Patrick immediately turned down this compromise saying the amendment’s “ambiguous language” didn’t “appear to do much.” The Texas Senate said a definite NO to the bill. Patrick had said he wanted the “Bathroom Bill” to be part of his legacy when he left office.

Today at a bill signing session which will allow Uber and Lyft to return to Austin, Gov. Abbott said he would make his decision “later this week” as to whether or not he will call a special session. Abbott made it very clear that if a special session is called he will be the one deciding which bills will be looked at stating, “I can tell you this, and that is when it gets to a special session, the time and the topics are solely up to the governor of the state of Texas, and we will be, if we have a special session, convening only on the topics that I choose at the time of my choosing.” So, if and when Gov. Abbott calls a special session he can make it to only include 1. Passing a Sunset Bill to keep this commission in place and 2. To pass a bill on limiting property tax to 5% and requiring a special election if cities/counties want to raise it higher. Gov.

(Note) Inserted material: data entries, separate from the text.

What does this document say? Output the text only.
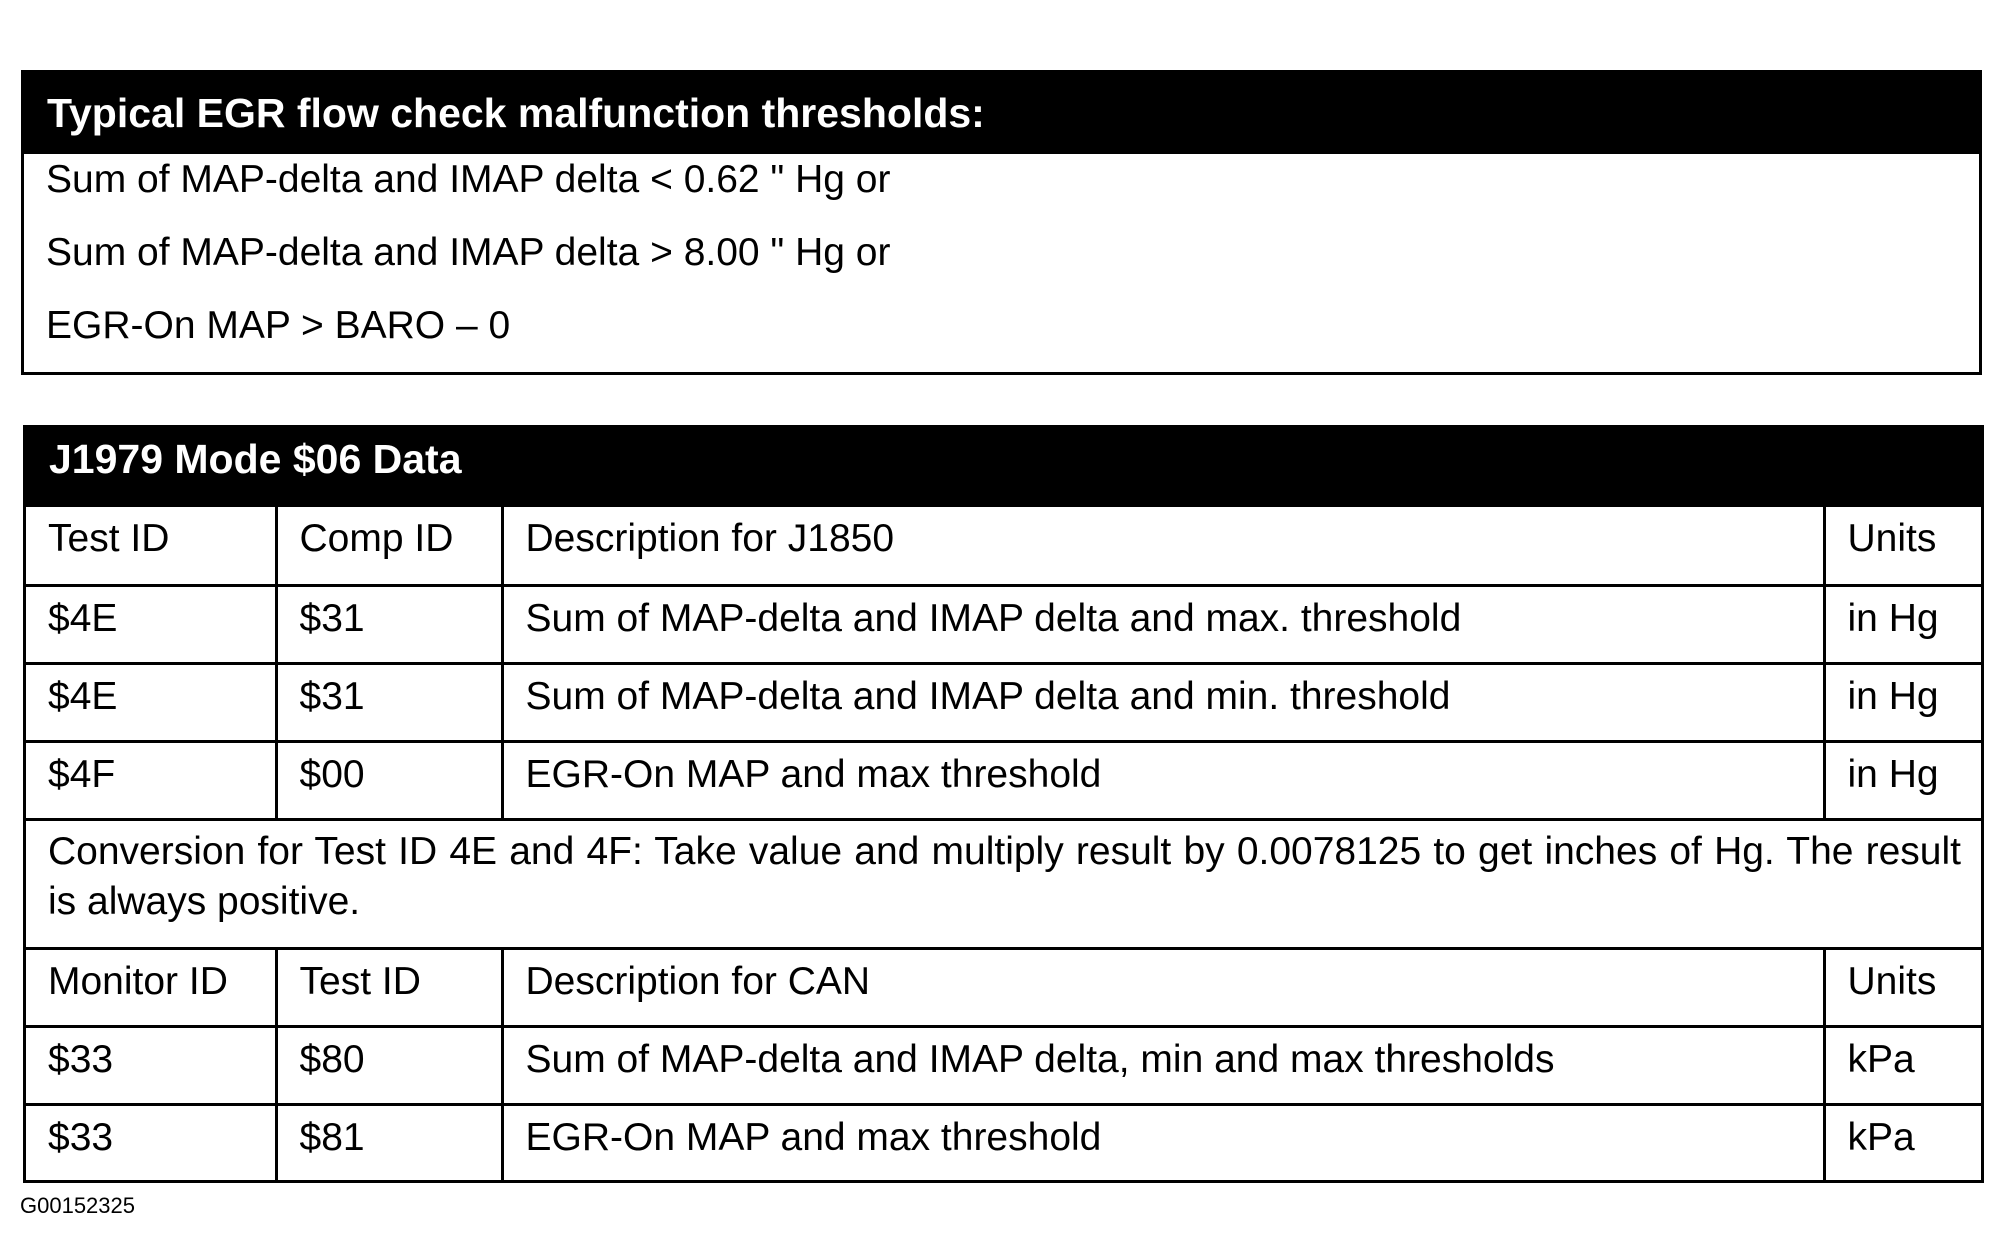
Typical EGR flow check malfunction thresholds:
Sum of MAP-delta and IMAP delta < 0.62 " Hg or
Sum of MAP-delta and IMAP delta > 8.00 " Hg or
EGR-On MAP > BARO – 0
J1979 Mode $06 Data
Test ID	Comp ID	Description for J1850	Units
$4E	$31	Sum of MAP-delta and IMAP delta and max. threshold	in Hg
$4E	$31	Sum of MAP-delta and IMAP delta and min. threshold	in Hg
$4F	$00	EGR-On MAP and max threshold	in Hg
Conversion for Test ID 4E and 4F: Take value and multiply result by 0.0078125 to get inches of Hg. The result is always positive.			
Monitor ID	Test ID	Description for CAN	Units
$33	$80	Sum of MAP-delta and IMAP delta, min and max thresholds	kPa
$33	$81	EGR-On MAP and max threshold	kPa
G00152325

Abbott does not have to include a “Bathroom Bill” in the agenda for the special session.

While Lt. Dan Patrick has put pressure on Gov. Abbott at every chance he has had publicly and in interviews to force a special session if no bathroom bill passes Abbott was asked if he felt any pressure to call a special session because of this and his answer was, “none.”


So as of midnight tonight we will know if a bill has been passed by both houses regarding the sunset bill and property taxes. But one thing I can tell you for sure is that Speaker Straus will stand strong on not passing a “Bathroom Bill”. On May 26th Speaker Straus made the following statement: “For many of us — and especially for me — this was a compromise. As far as I’m concerned, it was enough. We will go no further. This is the right thing to do in order to protect our economy from billions of dollars in losses and more importantly to protect the safety of some very vulnerable young Texans.”